The success of this trip led on a few more outings, back to the same park once, then to a gorgeous swampland…well, it was supposed to be a swamp but since there wasn’t much rain or snow this year, it was just a bit marshy and not very swampy at all. But Monki loved it! She was able to run around and climb over trees and she really wanted to wait for a tree to fall, but we convinced her it probably wasn’t going to happen while we stared. “A watched tree never falls” right? Isn’t that how the saying goes?
All of this, though, led up to today, May 1, May Day, International Workers’ Day. Basically, a bank holiday. So since Rasa didn’t have any online meetings and my classes were done for the week, we decided to go to a closer park where, for the first time since getting it for the holidays, Monki could ride her bicycle outside!
This was a pretty big deal for her. She’d been practicing in the living room for the past several months and getting pretty good. Sure, she couldn’t actually grip the handbrake overhand, but that was a small thing (like her hand), but we’d be with her. So we carried the bike down the stairs and across the construction sites (the city is taking advantage of not having as many cars/people on the road to get some much needed roadwork taken care of) and to the newly redone sidewalks across the way.
She, with her little helmet, pedaled her heart out. She learned all about stopping at the intersections, looking both ways, and then walking her bike across. She learned how to stay on her side of the roadway and ring her bell so she could get past people who were in her way. She also learned, much to her dismay, that if she didn’t have that little helmet (which, might in fact be too little) she didn’t ride anywhere.

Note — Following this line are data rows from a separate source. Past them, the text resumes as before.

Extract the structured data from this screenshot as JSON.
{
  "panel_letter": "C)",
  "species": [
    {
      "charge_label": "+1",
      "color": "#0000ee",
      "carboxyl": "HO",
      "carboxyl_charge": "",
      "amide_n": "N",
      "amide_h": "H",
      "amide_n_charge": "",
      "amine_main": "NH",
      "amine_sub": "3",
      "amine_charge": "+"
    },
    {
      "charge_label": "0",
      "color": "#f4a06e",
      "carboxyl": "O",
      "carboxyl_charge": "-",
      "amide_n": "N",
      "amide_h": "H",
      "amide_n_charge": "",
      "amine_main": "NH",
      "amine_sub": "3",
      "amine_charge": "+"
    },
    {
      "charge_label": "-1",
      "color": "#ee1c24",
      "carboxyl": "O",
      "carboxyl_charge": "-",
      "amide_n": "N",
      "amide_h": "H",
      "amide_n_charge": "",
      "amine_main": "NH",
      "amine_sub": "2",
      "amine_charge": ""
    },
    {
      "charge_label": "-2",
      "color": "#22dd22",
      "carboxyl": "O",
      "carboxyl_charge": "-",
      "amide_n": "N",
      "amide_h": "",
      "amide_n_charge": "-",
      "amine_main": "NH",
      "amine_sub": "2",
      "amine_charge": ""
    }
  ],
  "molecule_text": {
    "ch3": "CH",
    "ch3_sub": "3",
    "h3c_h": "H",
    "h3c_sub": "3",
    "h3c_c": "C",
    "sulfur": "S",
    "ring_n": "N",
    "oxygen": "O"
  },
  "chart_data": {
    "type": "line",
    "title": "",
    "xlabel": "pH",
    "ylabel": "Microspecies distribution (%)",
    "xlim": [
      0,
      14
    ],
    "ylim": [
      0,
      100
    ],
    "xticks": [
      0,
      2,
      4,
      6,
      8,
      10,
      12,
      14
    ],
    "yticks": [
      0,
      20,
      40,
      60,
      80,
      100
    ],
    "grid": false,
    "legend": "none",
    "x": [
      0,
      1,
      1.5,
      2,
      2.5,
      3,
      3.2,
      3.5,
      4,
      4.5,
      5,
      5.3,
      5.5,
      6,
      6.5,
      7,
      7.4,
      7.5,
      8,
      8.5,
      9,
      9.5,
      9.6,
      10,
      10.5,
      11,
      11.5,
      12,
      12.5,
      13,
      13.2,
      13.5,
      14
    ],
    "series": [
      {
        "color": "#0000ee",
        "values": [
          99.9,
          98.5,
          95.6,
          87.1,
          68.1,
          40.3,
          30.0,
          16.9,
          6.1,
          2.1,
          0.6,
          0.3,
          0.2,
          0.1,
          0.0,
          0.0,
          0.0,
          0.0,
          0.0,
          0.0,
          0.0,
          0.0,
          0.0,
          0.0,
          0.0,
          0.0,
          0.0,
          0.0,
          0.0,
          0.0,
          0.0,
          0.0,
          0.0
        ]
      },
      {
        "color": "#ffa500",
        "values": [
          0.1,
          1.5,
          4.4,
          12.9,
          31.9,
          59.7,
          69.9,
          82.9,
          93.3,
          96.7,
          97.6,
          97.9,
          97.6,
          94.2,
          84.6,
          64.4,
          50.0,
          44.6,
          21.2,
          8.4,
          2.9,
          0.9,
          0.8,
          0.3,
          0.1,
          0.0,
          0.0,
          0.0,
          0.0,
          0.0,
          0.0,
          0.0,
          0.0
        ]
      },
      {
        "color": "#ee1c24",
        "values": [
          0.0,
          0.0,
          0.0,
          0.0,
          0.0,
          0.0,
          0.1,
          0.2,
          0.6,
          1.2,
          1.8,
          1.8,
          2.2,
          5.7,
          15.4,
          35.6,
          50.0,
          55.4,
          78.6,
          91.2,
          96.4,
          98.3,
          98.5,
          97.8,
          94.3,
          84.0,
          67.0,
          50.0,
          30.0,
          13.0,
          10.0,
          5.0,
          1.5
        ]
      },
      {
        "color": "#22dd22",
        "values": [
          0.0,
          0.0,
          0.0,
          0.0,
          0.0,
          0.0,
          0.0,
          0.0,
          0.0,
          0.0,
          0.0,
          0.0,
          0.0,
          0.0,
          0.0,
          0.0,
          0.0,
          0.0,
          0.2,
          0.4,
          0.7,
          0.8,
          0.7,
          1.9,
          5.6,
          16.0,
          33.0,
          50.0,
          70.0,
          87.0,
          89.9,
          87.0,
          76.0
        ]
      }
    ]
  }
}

So here we are. Staring out into the looming summer, still under quarantine, still afraid to go outside without a mask, to stand too close to another human being. We don’t know how long this will last, but we’re all coping as best we can. Monki likes to watch her kindergarten teacher on YouTube and asks periodically when she can go back. Rasa and I still have work to get done, books to write, comics to read (okay, that one is all me), and shows to binge. Monki probably won’t remember this at all, but it’s a scary, unique time to be alive so I’m jotting down these notes for her, and for us.
It’ll be interesting to see where we are 6 weeks from now.